紛れもない人間、それも結衣の知っている人物だったのだ。
「やっぱり、結衣だったのか」
「は、隼人くん?」
思いがけない場所で葉山の姿を目にして、結衣は目を丸くする。
「ど、どうして、こんなところに?」
「それはこっちの方が聞きたいかな。こんな時間に靴も履かず道を歩いてる君を見て、心配になって追いかけてきたんだ」
「そ、そうなんだ。あ、あはは」
困惑混じりの苦笑を浮かべる葉山に、結衣も誤魔化すような愛想笑いで答える。
何だか、急に気恥ずかしくなってきた。
「何があったのかは知らないけど、無事そうで何よりだ。何なら家まで送ろうかい?」
「う、うん、お願い……」
葉山の提案にうなずいた結衣は、うなずきながら一歩を踏み出し――その一歩だけで、ピタリと足を止めた。
「結衣?」
「ねえ、隼人くんはどうしてこんなところにいるの?」
先ほどと同じ問いを、結衣は繰り返す。
先ほどとは、違う意味をこめて。
「いや、さっき言った通り――」
「隼人くん、学校で言ってたよね。しばらくは家の用事で早く帰らないといけないって、昨日も、今日も」
「…………」
「昨日なんて、優美子との約束をドタキャンしたでしょ? そんな大事な用事なのに、今日は外をブラブラしてるの?」
「それは――」
一瞬だけ、ほんの一瞬だけ葉山は言葉に詰まり、目線が泳ぐ。
その反応を、結衣は見逃さなかった。
「――ただの気分転換だよ。ちょっとあれこれが煮詰まってて、夜風に当たって頭を冷やそうとしただけ。そうしたらたまたま結衣と会った訳で、俺も驚いたよ」
ウソだ。
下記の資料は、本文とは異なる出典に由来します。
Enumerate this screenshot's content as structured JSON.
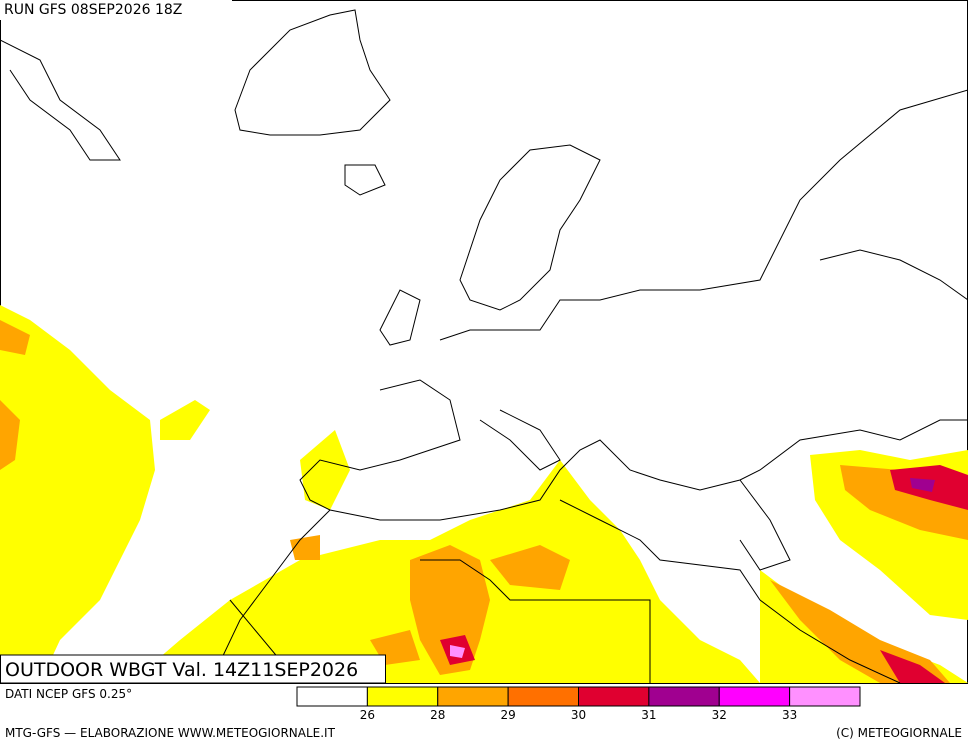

そう結衣は直感した。
ギュッと両手を握り締める。
「どうしたんだい、結衣?」
そう言いながら、葉山の方から近づいてきた。
思わず結衣は、その場から一歩だけ下がる。
葉山の顔に張りついた薄い笑み、それが昨日の影が浮かべていたおぞましい嗤いと、1つに重なった。
「……こ、こないで」
「結衣?」
「お願い! こっちにこないで!!」
金切り声を上げた結衣は、そのまま葉山に背を向けるなり、脱兎のごとく逃げ出した。
○ ● ○ ● ○
取り残された葉山は、走り去る結衣の背を半ば呆然と見ていた。
その形相が、見る見るうちに変わっていく。
学校の友人が誰1人見たことのない険しい表情が、葉山の端正な顔を歪めている。
「しくじったか、くそ」
短い、だが痛烈な罵声を葉山は漏らす。
だが、それも一瞬のこと。
「まったく、面倒をかけてくれる」
別人の様に落ち着いた声でつぶやきながら、葉山は結衣の逃げ去った方向を見やる。
その周囲では、異形の影が次々と身を起こしていた。
ゆきのんに魔戒法師の魔法衣は、とても似合うと思います。